Dev container config

Let's check our devcontainer.json:

{
  "name": "Bot Zero",
  "dockerFile": "Dockerfile",
  "customizations": {
    "vscode": {
      "extensions": [
	  "ms-azuretools.vscode-docker",
	  "esbenp.prettier-vscode",
	  "eamodio.gitlens",
	  "baileyfirman.vscode-back-forward-buttons",
	  "streetsidesoftware.code-spell-checker",
	  "mikestead.dotenv",
	  "herrmannplatz.npm-dependency-links",
	  "wayou.vscode-todo-highlight",
	  "nsoult.typescript-imports-sort"
      ]
    }
  },
  "postStartCommand": "/startup.sh",
  "postAttachCommand": "bash"
}

Not much to see here. Of course we install a bunch of extensions into Visual Studio Code, which will make it easier to code. Whenever the container is started, we'll run /startup.sh. After the startup is done, we'll open up a bash shell in which our developers can start interacting with the container.

Startup script

To make things even easier, we've added a startup script. It will configure git, install packages and copy the environment file to the right location.

#!/bin/sh

# trust the repo
# fixes:
# - fatal: detected dubious ownership in repository at '/workspaces/bot-zero'.
git config --global --add safe.directory "$PWD"

# config local GPG for signing
# fixes:
# - error: cannot run C:\Program Files (x86)\Gpg4win..\GnuPG\bin\gpg.exe: No such file or directory.
git config --global gpg.program gpg 

# install NPM packages
echo ""
echo "Installing packages..."
npm install --no-audit --no-fund

# copy example.env to .env
if [ ! -f .env ]; then
    echo ""
    echo "Copying .example.env to .env..."
    cp .example.env .env
fi

# colors
NC='\033[0m' # no color
BLUE='\033[1;34m'
YELLOW='\033[1;33m'

# echo start instructions
echo ""
echo ""
echo "${BLUE}To start your bot-zero instance, please enter: ${YELLOW}npm run dev${NC}"
echo ""

You can execute these commands by hand, but you'll need to redo this every time you rebuild your container, which isn't very user friendly.

To make this work under Windows, I needed to make sure that the line endings were setup correctly. Otherwise you'll get some weird \r exceptions when executing the script in Docker.

Visual Studio Code Dev Container Extension Problems

You might run into some weird errors when using the latest version of the Visual Studio Code Dev Container Extension:

• Invalid mounts.

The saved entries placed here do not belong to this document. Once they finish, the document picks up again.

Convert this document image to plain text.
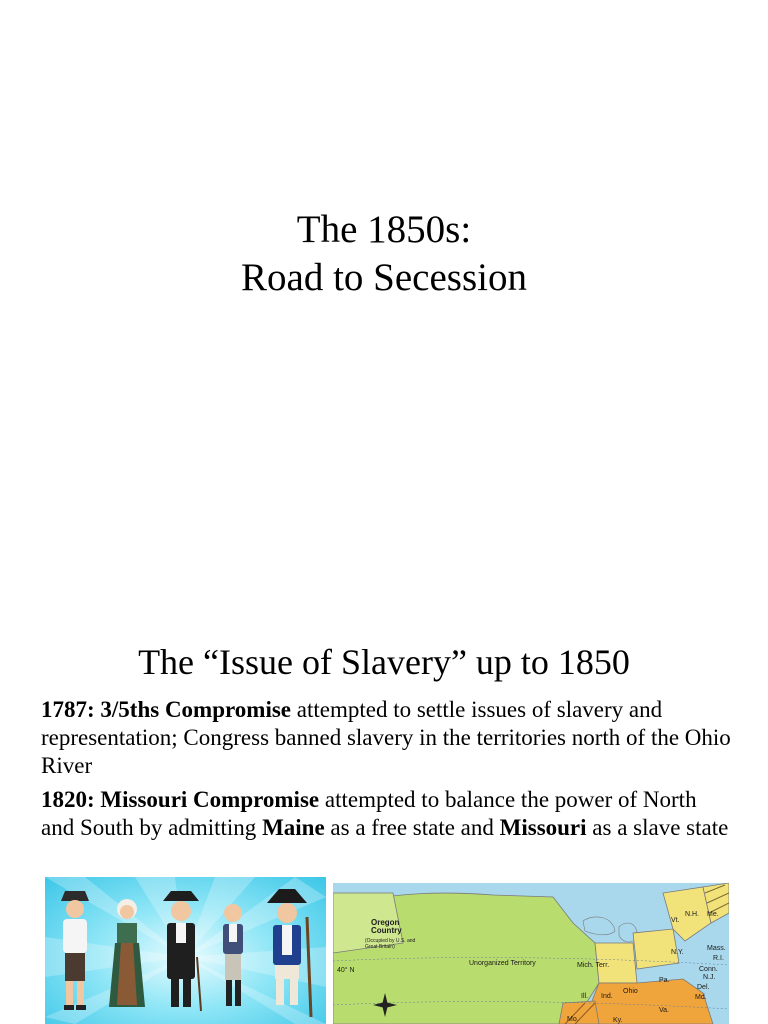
The 1850s:
Road to Secession
The “Issue of Slavery” up to 1850
1787: 3/5ths Compromise attempted to settle issues of slavery and representation; Congress banned slavery in the territories north of the Ohio River
1820: Missouri Compromise attempted to balance the power of North and South by admitting Maine as a free state and Missouri as a slave state
Oregon Country
(Occupied by U.S. and Great Britain)
Unorganized Territory	Mich. Terr.
Ohio
Ill. Ind.
Pa.
N.Y.
Vt.
N.H. Me.
Mass.
R.I.
Conn.
N.J.
Del.
Md.
Va.
Ky.
Mo.
40° N
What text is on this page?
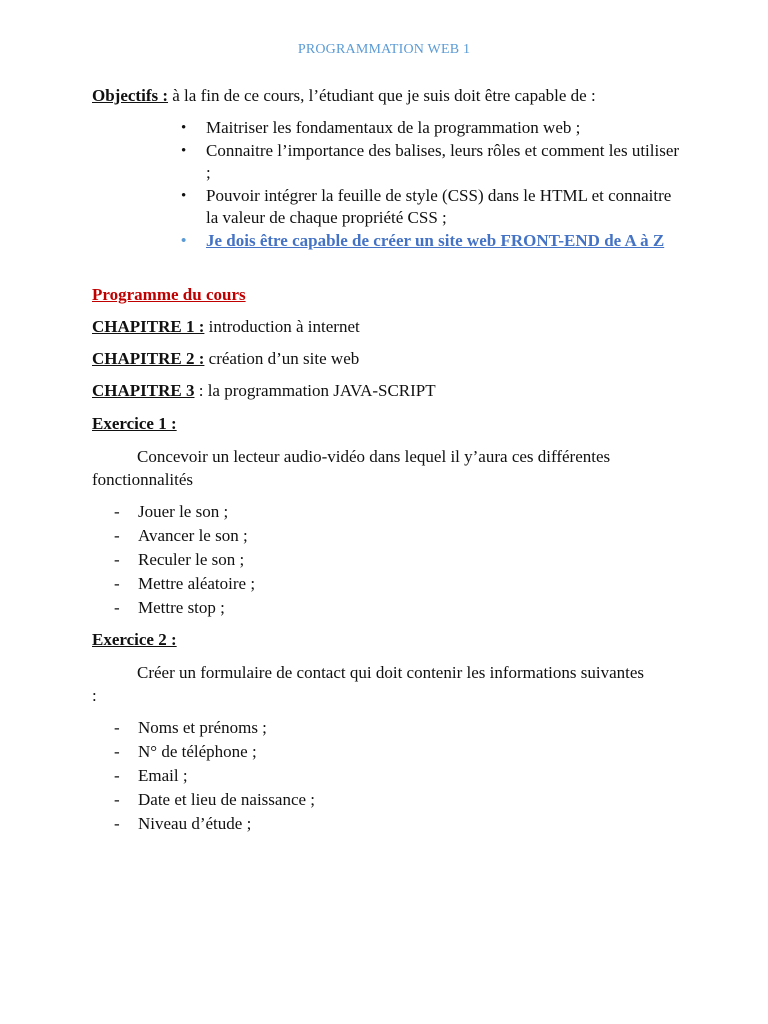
PROGRAMMATION WEB 1
Objectifs : à la fin de ce cours, l’étudiant que je suis doit être capable de :
• Maitriser les fondamentaux de la programmation web ;
• Connaitre l’importance des balises, leurs rôles et comment les utiliser ;
• Pouvoir intégrer la feuille de style (CSS) dans le HTML et connaitre la valeur de chaque propriété CSS ;
• Je dois être capable de créer un site web FRONT-END de A à Z
Programme du cours
CHAPITRE 1 : introduction à internet
CHAPITRE 2 : création d’un site web
CHAPITRE 3 : la programmation JAVA-SCRIPT
Exercice 1 :
Concevoir un lecteur audio-vidéo dans lequel il y’aura ces différentes fonctionnalités
- Jouer le son ;
- Avancer le son ;
- Reculer le son ;
- Mettre aléatoire ;
- Mettre stop ;
Exercice 2 :
Créer un formulaire de contact qui doit contenir les informations suivantes :
- Noms et prénoms ;
- N° de téléphone ;
- Email ;
- Date et lieu de naissance ;
- Niveau d’étude ;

As discussed here, go back to version 0.266.1 and you'll be fine.

Convert cloned repo from HTTPS to SSH

So what if you have a previously cloned your repo with HTTPS and you want to change it to SSH? You can use the following PowerShell script to change the settings:

$remoteOriginUrl = git config --get remote.origin.url; `
Write-Host "Remote url: $remoteOriginUrl" `

if(!$remoteOriginUrl.startsWith("https://")) {
    Write-Host "Remote origin does not start with https://, so it can't be converted.";
    exit 0;
} else {

    # replace https
    $remoteOriginUrl = $remoteOriginUrl.Replace("https://", "git@");
    # postfix with .git
    $remoteOriginUrl += ".git"
    $remoteOriginUrl = $remoteOriginUrl.Replace("/.git", ".git");
    $remoteOriginUrl = $remoteOriginUrl.Replace(".git.git", ".git");
    # replace first slash after extension
    [regex]$pattern = "(\.[^/]+)/";
    $remoteOriginUrl = $pattern.replace($remoteOriginUrl, '$1:', 1) ;

    git remote set-url origin $remoteOriginUrl

    Write-Host "Remote url is now: $remoteOriginUrl"
}

Further reading

While researching how to set this up, I've use the following sources:

• Micrsoft Learn: Get started with OpenSSH for Windows
• GitHub Docs: Generating a new SSH key and adding it to the ssh-agent
• GitHub Docs: Adding a new SSH key to your GitHub account
• Tom Auger: How to set up signing commits and tags with git on Windows
• Ken Muse: Avoiding Dubious Ownership in Dev Containers
• StackOverflow: ssh-add returns with: "Error connecting to agent: No such file or directory"
• gpg4win.org
• Git: How to automatically create upstream branches

Changelog

• 2023-07-11: Added notes on how to enable GPG signing in Visual Studio Code.
• 2023-07-11: Added a section on the git config and on the Visual Studio Code Dev Container Extension Problems.
• 2023-07-17: Added a section on converting a repo from HTTPS to an SSH URL origin.